False Negatives (FN): Flights not predicted as delayed when they were → Impacts passenger experience and incurs higher costs

True Negatives (TN): Flights correctly predicted as not delayed


---
## Threshold Tuning

By default, `ML.PREDICT` uses a threshold of **0.5**. You can change it to 0.75 and observe impacts on FP/FN.

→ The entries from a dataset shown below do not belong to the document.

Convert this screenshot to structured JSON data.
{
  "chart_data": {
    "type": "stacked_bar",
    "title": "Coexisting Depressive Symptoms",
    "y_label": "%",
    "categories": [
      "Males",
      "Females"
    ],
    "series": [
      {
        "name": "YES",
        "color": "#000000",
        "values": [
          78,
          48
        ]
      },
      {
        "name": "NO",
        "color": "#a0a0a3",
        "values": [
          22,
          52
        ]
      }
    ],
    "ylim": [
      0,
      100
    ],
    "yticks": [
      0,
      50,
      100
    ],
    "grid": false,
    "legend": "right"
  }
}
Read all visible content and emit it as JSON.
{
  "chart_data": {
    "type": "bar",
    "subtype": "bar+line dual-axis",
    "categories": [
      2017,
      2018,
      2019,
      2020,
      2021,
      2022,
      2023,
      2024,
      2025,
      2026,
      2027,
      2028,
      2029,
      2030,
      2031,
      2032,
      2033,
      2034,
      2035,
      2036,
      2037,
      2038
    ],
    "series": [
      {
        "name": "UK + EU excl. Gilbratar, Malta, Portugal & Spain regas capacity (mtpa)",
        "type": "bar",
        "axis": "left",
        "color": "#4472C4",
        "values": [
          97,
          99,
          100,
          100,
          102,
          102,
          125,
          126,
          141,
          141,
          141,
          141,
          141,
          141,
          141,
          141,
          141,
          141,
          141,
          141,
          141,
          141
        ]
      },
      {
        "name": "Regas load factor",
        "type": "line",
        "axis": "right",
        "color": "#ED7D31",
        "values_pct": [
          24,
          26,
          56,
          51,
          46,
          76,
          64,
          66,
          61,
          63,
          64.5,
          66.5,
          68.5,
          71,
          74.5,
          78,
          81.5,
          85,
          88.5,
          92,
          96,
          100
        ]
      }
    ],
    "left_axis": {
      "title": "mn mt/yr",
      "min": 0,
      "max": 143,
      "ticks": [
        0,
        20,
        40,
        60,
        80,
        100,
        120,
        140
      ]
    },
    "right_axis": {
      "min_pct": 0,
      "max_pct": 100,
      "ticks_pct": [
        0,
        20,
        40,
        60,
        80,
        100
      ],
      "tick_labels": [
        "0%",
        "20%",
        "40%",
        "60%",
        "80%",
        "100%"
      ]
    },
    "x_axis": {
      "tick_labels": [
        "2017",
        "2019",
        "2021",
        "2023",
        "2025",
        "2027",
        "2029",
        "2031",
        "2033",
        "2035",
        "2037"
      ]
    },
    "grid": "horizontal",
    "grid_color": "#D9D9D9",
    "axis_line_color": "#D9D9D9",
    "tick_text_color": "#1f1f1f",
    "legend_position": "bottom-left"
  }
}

> **Task:** Author your own Gemini prompt asking for an `ML.PREDICT` example that uses **`STRUCT(0.75 AS threshold)`** and explains when/why an airline might pick a higher threshold.


In [15]:
# Example scaffold: predictions with a higher threshold (0.75)
pred_sql = f"""
SELECT *
FROM ML.PREDICT(
  MODEL `{model_id}`,
  (SELECT
     2000.0 AS distance,
     30.0   AS dep_delay,
     'AA'   AS carrier,
     'JFK'  AS origin,
     'LAX'  AS dest
  ),
  STRUCT(0.75 AS threshold)
)
"""
pred_df = client.query(pred_sql).result().to_dataframe()
pred_df

Unnamed: 0,predicted_delayed_label,predicted_delayed_label_probs,distance,dep_delay,carrier,origin,dest
0,False,"[{'label': True, 'prob': 0.1646973105751587}, ...",2000.0,30.0,AA,JFK,LAX



---
## ✅ Deliverable for Lab 5

- Completed `Lab5_Classification_BQML.ipynb` with:
  - Business context write-up (FP vs FN)
  - `CREATE MODEL` SQL
  - `ML.EVALUATE` + `ML.CONFUSION_MATRIX` outputs and explanations
  - Threshold tuning example (`STRUCT(0.75 AS threshold)`)
- Push to **GitHub** and submit the link on **Brightspace**.